Sprinkle 1 Tablespoon dried wakame seaweed into a small bowl. Cover it with 2-3 inches of cold water. Set aside.
Add 4 cups chicken broth, 4 cups water, 1/3 cup miso paste, and 2 1/2 teaspoons Hon-Dashi Bonito Soup Stock powder to a large saucepan. Stir until dissolved and bring to a boil over high heat. Once boiling, reduce heat to medium-low and simmer for 15 minutes.
Meanwhile, prep your toppings. Soft boil the eggs (if using). The easiest way to do this to make for the easiest peeling is to steam them. Set up a pot with a steamer basket. Bring a small amount of water to boil. Once boiling, add the eggs to the steamer and steam for 6 (for soft-boiled) to 12 (for hard-boiled) minutes. Immediately transfer the eggs to ice water and peel when cool enough to handle. Alternatively, you can poach the eggs.

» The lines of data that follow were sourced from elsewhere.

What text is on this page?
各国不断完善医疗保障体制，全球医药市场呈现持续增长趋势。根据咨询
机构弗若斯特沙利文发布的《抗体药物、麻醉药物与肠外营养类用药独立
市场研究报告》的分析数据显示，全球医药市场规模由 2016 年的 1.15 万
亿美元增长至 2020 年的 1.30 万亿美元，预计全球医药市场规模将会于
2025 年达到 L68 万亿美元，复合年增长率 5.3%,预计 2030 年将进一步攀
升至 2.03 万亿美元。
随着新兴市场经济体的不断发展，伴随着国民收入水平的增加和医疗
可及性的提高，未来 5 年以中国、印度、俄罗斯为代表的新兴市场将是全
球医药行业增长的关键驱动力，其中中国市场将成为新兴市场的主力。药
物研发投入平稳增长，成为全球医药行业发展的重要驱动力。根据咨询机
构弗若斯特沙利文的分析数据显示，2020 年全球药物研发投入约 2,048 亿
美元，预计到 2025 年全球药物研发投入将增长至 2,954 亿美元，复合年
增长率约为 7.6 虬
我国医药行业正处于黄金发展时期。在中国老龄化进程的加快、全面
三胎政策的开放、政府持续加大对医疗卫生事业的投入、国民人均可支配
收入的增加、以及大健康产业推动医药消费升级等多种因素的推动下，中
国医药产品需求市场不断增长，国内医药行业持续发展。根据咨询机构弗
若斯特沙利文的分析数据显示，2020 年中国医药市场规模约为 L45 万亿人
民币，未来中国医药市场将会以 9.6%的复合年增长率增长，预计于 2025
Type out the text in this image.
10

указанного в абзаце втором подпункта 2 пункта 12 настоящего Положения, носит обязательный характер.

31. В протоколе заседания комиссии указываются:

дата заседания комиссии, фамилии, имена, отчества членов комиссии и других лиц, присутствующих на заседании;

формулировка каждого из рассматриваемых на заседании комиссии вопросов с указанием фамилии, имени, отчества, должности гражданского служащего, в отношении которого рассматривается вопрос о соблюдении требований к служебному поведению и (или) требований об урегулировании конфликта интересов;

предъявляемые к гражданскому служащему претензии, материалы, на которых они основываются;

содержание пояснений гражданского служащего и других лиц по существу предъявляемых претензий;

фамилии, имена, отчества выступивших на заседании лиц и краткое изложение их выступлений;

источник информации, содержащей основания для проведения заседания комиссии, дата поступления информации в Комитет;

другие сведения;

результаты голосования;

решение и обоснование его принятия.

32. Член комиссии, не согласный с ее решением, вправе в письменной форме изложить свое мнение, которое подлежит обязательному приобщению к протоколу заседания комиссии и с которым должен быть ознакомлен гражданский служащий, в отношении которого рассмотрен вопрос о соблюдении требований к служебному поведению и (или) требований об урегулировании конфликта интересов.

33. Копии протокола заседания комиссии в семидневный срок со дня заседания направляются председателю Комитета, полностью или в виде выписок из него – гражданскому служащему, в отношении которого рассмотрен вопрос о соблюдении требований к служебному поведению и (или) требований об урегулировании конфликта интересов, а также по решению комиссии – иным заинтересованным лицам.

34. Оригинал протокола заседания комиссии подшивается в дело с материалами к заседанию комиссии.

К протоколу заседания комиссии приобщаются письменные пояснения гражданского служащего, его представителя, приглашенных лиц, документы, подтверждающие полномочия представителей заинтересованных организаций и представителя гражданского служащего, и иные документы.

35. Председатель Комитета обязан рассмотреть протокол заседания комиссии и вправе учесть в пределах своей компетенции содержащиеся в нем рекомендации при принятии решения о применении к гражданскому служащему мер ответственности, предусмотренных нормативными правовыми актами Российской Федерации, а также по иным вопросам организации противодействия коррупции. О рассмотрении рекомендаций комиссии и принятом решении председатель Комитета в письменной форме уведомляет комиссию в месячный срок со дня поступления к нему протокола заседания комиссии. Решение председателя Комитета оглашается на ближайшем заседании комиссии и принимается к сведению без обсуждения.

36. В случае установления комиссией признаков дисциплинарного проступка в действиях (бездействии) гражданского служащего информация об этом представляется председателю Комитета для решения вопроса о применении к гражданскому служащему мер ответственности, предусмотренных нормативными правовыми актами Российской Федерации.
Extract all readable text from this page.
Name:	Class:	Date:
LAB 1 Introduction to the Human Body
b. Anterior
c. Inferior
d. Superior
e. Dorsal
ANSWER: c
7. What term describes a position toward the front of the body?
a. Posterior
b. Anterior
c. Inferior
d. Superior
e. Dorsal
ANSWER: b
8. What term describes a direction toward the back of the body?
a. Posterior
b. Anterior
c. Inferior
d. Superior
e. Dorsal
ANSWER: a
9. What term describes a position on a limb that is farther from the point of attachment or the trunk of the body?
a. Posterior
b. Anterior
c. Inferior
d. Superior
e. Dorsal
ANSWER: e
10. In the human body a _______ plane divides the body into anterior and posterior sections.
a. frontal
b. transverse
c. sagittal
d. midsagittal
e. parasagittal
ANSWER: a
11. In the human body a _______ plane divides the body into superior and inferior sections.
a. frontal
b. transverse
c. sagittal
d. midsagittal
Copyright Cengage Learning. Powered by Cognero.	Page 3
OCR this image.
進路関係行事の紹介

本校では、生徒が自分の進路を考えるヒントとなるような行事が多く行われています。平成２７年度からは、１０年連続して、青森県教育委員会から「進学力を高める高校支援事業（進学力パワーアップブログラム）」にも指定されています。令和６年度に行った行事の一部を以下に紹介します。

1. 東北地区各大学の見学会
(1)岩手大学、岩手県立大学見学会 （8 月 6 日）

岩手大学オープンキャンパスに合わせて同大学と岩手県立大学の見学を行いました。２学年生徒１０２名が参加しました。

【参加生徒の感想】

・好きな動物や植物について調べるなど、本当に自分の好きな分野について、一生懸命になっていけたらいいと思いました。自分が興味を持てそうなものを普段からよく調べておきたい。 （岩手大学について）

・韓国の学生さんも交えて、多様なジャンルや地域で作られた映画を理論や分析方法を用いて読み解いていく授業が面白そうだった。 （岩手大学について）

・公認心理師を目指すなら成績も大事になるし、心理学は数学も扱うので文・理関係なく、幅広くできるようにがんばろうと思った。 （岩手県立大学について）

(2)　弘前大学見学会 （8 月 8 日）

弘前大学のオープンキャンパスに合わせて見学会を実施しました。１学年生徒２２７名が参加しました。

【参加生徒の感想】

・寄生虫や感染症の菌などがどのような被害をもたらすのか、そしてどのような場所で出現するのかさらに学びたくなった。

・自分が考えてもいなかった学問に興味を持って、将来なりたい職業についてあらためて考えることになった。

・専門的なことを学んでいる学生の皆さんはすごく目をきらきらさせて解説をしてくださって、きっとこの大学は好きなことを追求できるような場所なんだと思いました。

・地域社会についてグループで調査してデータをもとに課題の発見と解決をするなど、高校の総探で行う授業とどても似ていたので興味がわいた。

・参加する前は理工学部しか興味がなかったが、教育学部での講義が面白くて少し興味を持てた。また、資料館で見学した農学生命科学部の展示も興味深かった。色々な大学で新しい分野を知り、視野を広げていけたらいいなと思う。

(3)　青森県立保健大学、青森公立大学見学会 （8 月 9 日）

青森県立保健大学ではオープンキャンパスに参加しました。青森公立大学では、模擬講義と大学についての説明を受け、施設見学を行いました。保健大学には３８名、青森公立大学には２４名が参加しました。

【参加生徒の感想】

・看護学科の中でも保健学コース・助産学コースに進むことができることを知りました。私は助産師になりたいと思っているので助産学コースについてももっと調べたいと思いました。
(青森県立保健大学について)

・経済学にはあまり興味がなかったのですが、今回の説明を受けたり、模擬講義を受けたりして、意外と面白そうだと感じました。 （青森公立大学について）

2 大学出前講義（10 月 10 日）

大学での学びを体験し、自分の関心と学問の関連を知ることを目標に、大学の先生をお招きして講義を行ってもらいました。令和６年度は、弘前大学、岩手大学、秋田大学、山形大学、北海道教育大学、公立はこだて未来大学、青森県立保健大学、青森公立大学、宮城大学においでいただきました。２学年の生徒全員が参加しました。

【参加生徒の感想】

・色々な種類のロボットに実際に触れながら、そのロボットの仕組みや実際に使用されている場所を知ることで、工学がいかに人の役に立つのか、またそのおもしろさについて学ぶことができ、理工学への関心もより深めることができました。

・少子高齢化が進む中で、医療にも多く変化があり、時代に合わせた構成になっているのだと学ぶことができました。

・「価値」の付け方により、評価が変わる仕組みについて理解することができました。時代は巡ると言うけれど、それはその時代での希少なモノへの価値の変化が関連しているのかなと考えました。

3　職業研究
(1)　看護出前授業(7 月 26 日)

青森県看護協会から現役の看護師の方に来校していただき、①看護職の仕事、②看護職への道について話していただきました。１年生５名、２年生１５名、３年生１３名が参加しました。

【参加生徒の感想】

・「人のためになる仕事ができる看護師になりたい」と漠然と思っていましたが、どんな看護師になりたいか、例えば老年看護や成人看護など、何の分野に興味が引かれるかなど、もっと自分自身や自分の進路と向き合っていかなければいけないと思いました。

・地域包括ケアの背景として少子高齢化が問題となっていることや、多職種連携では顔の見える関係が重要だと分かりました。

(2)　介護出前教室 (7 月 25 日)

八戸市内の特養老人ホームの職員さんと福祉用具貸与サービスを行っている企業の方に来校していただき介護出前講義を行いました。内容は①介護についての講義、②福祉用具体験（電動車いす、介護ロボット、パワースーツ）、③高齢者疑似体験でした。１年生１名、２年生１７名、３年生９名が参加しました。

Cut 8 ounces tofu into small cubes, about 1/2-inch. The wakame should be fully rehydrated by now. Drain it in a small strainer.
Bring a second pot of water to a boil and cook the udon according to the directions on the package (the frozen udon that I use requires boiling for 1-2 minutes). Drain the noodles and divide evenly between 4 bowls. NOTE: it is possible to simply heat frozen udon noodles right in the pot of hot broth. However, do not attempt this with dried noodles, as they will absorb too much of the liquid and change the consistency of the soup drastically.
Sprinkle the thawed corn, drained wakame and diced tofu over the noodles, and ladle the broth over the noodles. Top with a boiled egg cut in half (if using) and season with schichimi togarashi if desired.